International Association
for Cryptologic Research

CryptoDB

Karen Azari

Publications

Year
Venue
Title
2025
PKC
Securely Instantiating `Half Gates' Garbling in the Standard Model
Garbling is a fundamental cryptographic primitive, with numerous theoretical and practical applications. Since the first construction by Yao (FOCS’82, ’86), a line of work has concerned itself with reducing the communication and computational complexity of that construction. One of the most efficient garbling schemes presently is the ‘Half Gates’ scheme by Zahur, Rosulek, and Evans (Eurocrypt’15). Despite its widespread adoption, the provable security of this scheme has been based on assumptions whose only instantiations are in idealized models. For example, in their original paper, Zahur, Rosulek, and Evans showed that hash functions satisfying a notion called circular correlation robustness (CCR) suffice for this task, and then proved that CCR secure hash functions can be instantiated in the random permutation model. In this work, we show how to securely instantiate the Half Gates scheme in the standard model. To this end, we first show how this scheme can be securely instantiated given a (family of) weak CCR hash function, a notion that we introduce. Furthermore, we show how a weak CCR hash function can be used to securely instantiate other efficient garbling schemes, namely the ones by Rosulek and Roy (Crypto’21) and Heath (Eurocrypt’24). Thus we believe this notion to be of independent interest. Finally, we construct such weak CCR hash functions using indistinguishability obfuscation and one-way functions.
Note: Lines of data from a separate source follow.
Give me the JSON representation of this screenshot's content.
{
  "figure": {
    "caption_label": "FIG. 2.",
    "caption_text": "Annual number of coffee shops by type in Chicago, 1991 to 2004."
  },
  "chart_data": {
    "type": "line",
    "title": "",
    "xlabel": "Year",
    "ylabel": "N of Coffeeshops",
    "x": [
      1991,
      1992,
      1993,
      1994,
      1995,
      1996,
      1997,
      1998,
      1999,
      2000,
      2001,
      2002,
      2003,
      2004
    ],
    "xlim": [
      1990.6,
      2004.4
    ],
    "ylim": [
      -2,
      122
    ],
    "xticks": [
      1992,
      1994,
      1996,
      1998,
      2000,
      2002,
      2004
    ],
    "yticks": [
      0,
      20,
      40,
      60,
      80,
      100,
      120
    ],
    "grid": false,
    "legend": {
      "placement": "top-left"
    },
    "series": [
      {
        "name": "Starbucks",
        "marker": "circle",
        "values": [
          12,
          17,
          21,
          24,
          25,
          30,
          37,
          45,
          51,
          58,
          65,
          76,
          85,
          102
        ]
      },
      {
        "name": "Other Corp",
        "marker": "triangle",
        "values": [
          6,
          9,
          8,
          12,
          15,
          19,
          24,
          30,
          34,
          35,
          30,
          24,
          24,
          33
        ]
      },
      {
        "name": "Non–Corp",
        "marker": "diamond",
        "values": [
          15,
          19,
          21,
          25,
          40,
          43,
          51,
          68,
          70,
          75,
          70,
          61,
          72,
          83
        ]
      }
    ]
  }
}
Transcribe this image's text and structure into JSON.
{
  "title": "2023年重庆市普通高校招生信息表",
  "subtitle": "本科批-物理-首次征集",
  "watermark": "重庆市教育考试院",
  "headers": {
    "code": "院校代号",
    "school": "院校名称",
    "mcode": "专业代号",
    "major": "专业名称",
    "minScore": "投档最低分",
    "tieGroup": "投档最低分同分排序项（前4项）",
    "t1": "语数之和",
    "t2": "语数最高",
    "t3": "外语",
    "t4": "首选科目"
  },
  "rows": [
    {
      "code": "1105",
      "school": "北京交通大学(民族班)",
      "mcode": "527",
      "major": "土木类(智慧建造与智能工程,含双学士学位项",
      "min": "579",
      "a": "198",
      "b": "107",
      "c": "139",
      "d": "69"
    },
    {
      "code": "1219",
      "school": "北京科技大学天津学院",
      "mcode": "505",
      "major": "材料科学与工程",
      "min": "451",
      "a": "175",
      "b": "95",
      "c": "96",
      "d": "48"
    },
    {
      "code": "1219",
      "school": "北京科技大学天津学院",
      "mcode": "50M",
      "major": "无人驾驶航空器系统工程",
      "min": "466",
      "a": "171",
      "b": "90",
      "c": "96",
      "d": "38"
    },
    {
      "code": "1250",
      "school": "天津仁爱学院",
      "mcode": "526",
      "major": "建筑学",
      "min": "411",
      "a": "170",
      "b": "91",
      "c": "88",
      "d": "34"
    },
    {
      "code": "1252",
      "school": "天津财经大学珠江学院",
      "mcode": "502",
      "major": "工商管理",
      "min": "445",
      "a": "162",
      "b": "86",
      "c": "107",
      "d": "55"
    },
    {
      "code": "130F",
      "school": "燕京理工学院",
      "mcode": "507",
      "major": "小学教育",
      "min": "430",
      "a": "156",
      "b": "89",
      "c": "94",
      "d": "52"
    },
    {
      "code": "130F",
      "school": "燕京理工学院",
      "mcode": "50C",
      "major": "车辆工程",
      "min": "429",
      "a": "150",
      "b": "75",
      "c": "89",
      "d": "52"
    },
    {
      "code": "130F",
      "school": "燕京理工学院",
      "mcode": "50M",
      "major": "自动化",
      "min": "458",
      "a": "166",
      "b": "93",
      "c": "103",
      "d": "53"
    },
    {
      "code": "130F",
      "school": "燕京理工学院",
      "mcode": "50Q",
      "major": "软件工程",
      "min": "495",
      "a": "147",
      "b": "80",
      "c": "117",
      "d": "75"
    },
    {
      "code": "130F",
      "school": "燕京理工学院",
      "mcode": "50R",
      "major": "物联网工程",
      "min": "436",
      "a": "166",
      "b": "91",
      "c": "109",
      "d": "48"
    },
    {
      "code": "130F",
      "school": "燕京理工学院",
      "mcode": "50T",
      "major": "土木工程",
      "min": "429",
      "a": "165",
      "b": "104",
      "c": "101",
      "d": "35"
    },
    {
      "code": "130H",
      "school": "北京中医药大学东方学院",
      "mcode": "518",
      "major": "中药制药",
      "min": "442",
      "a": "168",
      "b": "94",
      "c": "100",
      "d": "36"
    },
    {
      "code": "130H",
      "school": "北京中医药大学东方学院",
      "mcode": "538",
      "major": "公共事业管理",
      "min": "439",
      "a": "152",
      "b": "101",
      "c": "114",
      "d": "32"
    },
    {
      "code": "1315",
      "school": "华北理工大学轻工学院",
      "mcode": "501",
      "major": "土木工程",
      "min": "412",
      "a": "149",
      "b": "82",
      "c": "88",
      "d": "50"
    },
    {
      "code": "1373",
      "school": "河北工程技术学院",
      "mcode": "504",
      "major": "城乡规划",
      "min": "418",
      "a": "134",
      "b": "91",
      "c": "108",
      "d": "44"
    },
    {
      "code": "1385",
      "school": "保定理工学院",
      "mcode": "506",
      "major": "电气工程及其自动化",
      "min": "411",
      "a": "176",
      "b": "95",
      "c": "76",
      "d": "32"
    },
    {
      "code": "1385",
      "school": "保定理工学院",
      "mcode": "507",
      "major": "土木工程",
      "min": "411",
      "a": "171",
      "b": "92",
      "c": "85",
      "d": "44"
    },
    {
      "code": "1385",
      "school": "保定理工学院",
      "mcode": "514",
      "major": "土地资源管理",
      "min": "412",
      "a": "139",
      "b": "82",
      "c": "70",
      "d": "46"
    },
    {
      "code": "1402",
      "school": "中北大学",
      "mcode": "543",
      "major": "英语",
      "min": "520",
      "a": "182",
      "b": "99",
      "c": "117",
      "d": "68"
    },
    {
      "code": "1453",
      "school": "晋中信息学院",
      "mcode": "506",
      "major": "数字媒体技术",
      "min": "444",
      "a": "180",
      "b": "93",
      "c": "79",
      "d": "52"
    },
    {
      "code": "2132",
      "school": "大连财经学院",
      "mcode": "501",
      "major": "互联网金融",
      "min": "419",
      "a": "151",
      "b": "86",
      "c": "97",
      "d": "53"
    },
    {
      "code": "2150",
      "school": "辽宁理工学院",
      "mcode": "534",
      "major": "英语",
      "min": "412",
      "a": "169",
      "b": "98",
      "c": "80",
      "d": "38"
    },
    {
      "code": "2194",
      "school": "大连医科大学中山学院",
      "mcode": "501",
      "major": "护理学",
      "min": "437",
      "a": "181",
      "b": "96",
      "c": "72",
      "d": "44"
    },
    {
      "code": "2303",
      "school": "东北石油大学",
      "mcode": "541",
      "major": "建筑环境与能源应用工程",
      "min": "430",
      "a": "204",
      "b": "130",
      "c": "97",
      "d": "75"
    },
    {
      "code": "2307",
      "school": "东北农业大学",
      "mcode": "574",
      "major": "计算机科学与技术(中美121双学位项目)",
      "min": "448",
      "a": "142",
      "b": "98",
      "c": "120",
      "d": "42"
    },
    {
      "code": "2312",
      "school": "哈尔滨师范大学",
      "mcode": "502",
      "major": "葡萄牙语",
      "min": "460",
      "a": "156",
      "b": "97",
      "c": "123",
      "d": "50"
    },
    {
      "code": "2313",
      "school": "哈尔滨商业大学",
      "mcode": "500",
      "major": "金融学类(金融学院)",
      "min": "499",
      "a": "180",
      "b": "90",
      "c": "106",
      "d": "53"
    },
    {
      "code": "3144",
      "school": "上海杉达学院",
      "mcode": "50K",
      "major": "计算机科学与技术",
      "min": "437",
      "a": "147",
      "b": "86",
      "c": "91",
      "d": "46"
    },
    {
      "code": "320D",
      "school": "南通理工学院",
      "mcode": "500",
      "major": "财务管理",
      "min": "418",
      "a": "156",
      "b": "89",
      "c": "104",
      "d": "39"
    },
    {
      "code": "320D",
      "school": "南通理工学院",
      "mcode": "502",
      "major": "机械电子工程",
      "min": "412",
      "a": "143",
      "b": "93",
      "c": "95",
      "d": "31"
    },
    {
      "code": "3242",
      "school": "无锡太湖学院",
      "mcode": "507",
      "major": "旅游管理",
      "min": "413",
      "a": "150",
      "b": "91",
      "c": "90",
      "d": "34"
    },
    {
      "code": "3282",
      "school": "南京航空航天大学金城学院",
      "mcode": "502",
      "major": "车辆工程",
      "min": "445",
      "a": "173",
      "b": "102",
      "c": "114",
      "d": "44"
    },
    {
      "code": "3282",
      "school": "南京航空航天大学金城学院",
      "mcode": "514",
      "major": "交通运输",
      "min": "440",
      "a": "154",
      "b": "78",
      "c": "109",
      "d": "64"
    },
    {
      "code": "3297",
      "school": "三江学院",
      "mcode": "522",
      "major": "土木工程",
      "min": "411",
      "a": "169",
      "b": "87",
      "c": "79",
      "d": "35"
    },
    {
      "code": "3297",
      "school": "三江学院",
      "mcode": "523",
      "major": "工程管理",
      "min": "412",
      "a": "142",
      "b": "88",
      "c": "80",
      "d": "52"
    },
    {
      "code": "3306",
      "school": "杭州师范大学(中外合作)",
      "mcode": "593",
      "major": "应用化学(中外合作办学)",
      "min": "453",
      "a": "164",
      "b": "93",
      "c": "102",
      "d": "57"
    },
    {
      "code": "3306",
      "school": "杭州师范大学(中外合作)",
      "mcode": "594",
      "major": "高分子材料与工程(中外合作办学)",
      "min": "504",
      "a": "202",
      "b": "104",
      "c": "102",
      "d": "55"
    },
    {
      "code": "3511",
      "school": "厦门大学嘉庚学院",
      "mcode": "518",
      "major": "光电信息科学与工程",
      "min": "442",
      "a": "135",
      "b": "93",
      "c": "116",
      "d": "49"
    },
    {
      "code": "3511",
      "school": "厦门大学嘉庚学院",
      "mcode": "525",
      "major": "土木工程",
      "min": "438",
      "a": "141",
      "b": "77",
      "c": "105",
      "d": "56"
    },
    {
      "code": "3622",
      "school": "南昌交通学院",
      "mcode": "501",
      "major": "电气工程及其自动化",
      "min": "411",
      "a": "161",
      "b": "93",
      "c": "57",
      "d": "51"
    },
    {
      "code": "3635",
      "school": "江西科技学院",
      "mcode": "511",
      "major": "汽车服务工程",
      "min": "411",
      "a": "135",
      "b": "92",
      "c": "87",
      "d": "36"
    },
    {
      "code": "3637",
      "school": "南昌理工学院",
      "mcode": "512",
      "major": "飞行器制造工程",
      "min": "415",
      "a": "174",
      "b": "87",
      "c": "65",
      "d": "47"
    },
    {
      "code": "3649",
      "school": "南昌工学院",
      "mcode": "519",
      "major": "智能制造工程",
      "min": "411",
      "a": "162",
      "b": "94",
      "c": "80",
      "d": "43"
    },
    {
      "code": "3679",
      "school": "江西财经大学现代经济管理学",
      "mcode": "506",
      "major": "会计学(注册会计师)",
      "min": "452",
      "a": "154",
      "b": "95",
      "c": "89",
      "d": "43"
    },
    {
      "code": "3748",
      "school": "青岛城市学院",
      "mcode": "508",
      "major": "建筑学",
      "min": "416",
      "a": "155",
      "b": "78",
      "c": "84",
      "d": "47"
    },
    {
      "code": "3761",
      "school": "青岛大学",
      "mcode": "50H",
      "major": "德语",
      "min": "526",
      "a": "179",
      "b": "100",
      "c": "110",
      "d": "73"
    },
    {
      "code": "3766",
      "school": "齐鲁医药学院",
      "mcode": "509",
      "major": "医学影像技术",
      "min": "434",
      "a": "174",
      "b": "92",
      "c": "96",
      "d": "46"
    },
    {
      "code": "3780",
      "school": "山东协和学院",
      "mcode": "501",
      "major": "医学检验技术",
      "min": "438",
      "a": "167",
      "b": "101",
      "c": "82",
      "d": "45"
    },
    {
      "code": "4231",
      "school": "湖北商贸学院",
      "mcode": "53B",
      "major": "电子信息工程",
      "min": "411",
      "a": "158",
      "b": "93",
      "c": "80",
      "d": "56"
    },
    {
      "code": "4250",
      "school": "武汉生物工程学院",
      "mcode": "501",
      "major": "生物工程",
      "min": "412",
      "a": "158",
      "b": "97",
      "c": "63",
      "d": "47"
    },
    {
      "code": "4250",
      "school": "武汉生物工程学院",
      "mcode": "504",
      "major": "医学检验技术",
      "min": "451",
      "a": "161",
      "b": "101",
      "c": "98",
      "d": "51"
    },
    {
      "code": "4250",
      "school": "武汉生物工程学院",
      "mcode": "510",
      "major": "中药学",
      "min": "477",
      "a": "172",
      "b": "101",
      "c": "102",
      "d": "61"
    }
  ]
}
The security proof of this construction constitutes our main technical contribution. While our construction is not practical, it serves as a proof of concept supporting the soundness of these garbling schemes, which we regard to be particularly important given the recent initiative by NIST to standardize garbling, and the optimizations in Half Gates being potentially adopted.
2025
EUROCRYPT
On the Adaptive Security of Free-XOR-based Garbling Schemes in the Plain Model
A Garbling Scheme is a fundamental cryptographic primitive, with numerous theoretical and practical applications. Since its inception by Yao (FOCS'82, '86), optimizing the communication and computation complexities of securely garbling circuits has been an area of active research. One such optimization, and perhaps the most fundamental, is the `Free-XOR' technique (Kolesnikov and Schneider, ICALP'08) which allows XOR gates in a function garbling to not require representation, and therefore communication. Since then, several works have designed and analysed the security of schemes that adopt the Free-XOR optimisation. In particular: (1) Applebaum (JoC'16) proved that this can be securely instantiated assuming symmetric-key encryption satisfying a notion called RK-KDM security; and (2) Zahur, Rosulek and Evans (Eurocrypt'15) proposed the so-called `Half Gates' scheme, and proved that it can be instantiated assuming hash functions satisfying a notion called CCR security. Although both schemes have been proven selectively secure, prior work leaves it open to analyze whether they satisfy a stronger security notion -- adaptive security -- in the plain model. In this work, we formally show that the selective security of these two schemes \emph{cannot} be lifted to adaptive security under the same assumptions. To establish these barriers, we adopt techniques from the work of Kamath et al (Crypto'21), who proved similar negative results for Yao's garbling. We use that as a starting point and introduce new techniques tailored towards addressing Free-XOR-based schemes.